Le roi devint livide.
– Cette lettre, monsieur! dit-il.
– Une lettre de femme, sire, réfléchissez, dit François.
– Il y a des lettres de femmes fort bonnes à voir, fort dangereuses à ne pas être vues, témoin celles qu'écrit notre mère.
– Mon frère! dit François.
– Cette lettre, monsieur! s'écria le roi en frappant du pied, ou je vous la fais arracher par quatre Suisses!
Le duc bondit hors de son lit, en tenant la lettre froissée dans ses mains, et avec l'intention manifeste de gagner la cheminée, afin de la jeter dans le feu.
– Vous feriez cela, dit-il, à votre frère?
Henri devina son intention et se plaça entre lui et la cheminée.
– Non pas à mon frère, dit-il, mais à mon plus mortel ennemi!

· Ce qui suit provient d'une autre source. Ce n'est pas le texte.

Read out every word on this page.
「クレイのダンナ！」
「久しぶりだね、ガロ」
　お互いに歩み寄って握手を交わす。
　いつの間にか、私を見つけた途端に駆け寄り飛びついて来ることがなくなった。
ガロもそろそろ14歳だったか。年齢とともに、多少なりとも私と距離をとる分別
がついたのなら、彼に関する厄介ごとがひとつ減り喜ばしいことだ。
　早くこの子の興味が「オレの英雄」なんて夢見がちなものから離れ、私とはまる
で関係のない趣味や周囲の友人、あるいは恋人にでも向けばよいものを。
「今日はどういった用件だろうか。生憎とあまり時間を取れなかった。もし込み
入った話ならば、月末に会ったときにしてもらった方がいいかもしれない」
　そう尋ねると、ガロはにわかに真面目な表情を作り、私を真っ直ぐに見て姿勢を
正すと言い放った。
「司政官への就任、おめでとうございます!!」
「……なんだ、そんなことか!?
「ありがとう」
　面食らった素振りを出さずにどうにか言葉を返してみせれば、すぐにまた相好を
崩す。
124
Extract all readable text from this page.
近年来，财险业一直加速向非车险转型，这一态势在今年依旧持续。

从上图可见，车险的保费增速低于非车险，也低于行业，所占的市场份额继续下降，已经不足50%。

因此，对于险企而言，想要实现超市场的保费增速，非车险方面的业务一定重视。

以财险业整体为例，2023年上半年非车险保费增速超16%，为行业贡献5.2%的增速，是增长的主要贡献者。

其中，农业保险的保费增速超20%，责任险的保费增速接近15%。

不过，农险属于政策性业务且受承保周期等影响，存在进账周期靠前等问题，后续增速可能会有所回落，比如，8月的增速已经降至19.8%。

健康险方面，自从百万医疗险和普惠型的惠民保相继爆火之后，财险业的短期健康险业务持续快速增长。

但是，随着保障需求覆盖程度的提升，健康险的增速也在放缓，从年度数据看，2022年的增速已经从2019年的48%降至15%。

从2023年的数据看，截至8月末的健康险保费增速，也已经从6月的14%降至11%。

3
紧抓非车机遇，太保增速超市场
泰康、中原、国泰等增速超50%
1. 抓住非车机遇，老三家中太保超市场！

Non pas à mon frère, mais au duc d'Anjou, qui a couru toute la soirée les rues de Paris à la queue du cheval de M. de Guise! à mon frère, qui essaye de me cacher quelque lettre de l'un ou de l'autre de ses complices, MM. les princes lorrains.
– Pour cette fois, dit le duc, votre police est mal faite.
– Je vous dis que j'ai vu sur le cachet ces trois fameuses merlettes de Lorraine, qui ont la prétention d'avaler les fleurs de lis de France. Donnez donc, mordieu! donnez, ou…
Henri fit un pas vers le duc et lui posa la main sur l'épaule.
François n'eut pas plutôt senti s'appesantir sur lui la main royale, il n'eut pas plutôt d'un regard oblique considéré l'attitude menaçante des quatre mignons, lesquels commençaient à dégainer, que, tombant à genoux, à demi renversé contre son lit, il s'écria:
– À moi! au secours! à l'aide! mon frère veut me tuer.
Ces paroles, empreintes d'un accent de profonde terreur que leur donnait la conviction, firent impression sur le roi et éteignirent sa colère, par cela même qu'elles la supposaient plus grande qu'elle n'était. Il pensa qu'en effet François pouvait craindre un assassinat, et que ce meurtre eût été un fratricide. Alors il lui passa comme un vertige, à l'idée que sa famille, famille maudite comme toutes celles dans lesquelles doit s'éteindre une race, il lui passa un vertige en songeant que, dans sa famille, les frères assassinaient les frères par tradition.
– Non, dit-il, vous vous trompez, mon frère, et le roi ne vous veut aucun mal du genre de celui que vous redoutez; du moins vous avez lutté, avouez-vous vaincu. Vous savez que le roi est le maître, ou si vous l'ignoriez, vous le savez maintenant. Eh bien, dites-le, non seulement tout bas, mais encore tout haut.
– Oh! je le dis, mon frère, je le proclame, s'écria le duc.
– Fort bien. Cette lettre, alors… car le roi vous ordonne de lui rendre cette lettre.
Le duc d'Anjou laissa tomber le papier.
Le roi le ramassa, et, sans le lire, le plia et l'enferma dans son aumônière.
– Est-ce tout, sire? dit le duc avec son regard louche.
– Non, monsieur, dit Henri, il vous faudra encore pour cette rébellion, qui heureusement n'a point eu de fâcheux résultats, il vous faudra, si vous le voulez bien, garder la chambre jusqu'à ce que mes soupçons à votre égard aient été complètement dissipés. Vous êtes ici, l'appartement vous est familier, commode, et n'a pas trop l'air d'une prison; restez-y. Vous aurez bonne compagnie, du moins de l'autre côté de la porte, car, pour cette nuit, ces quatre messieurs vous garderont; demain matin ils seront relevés par un poste de Suisses.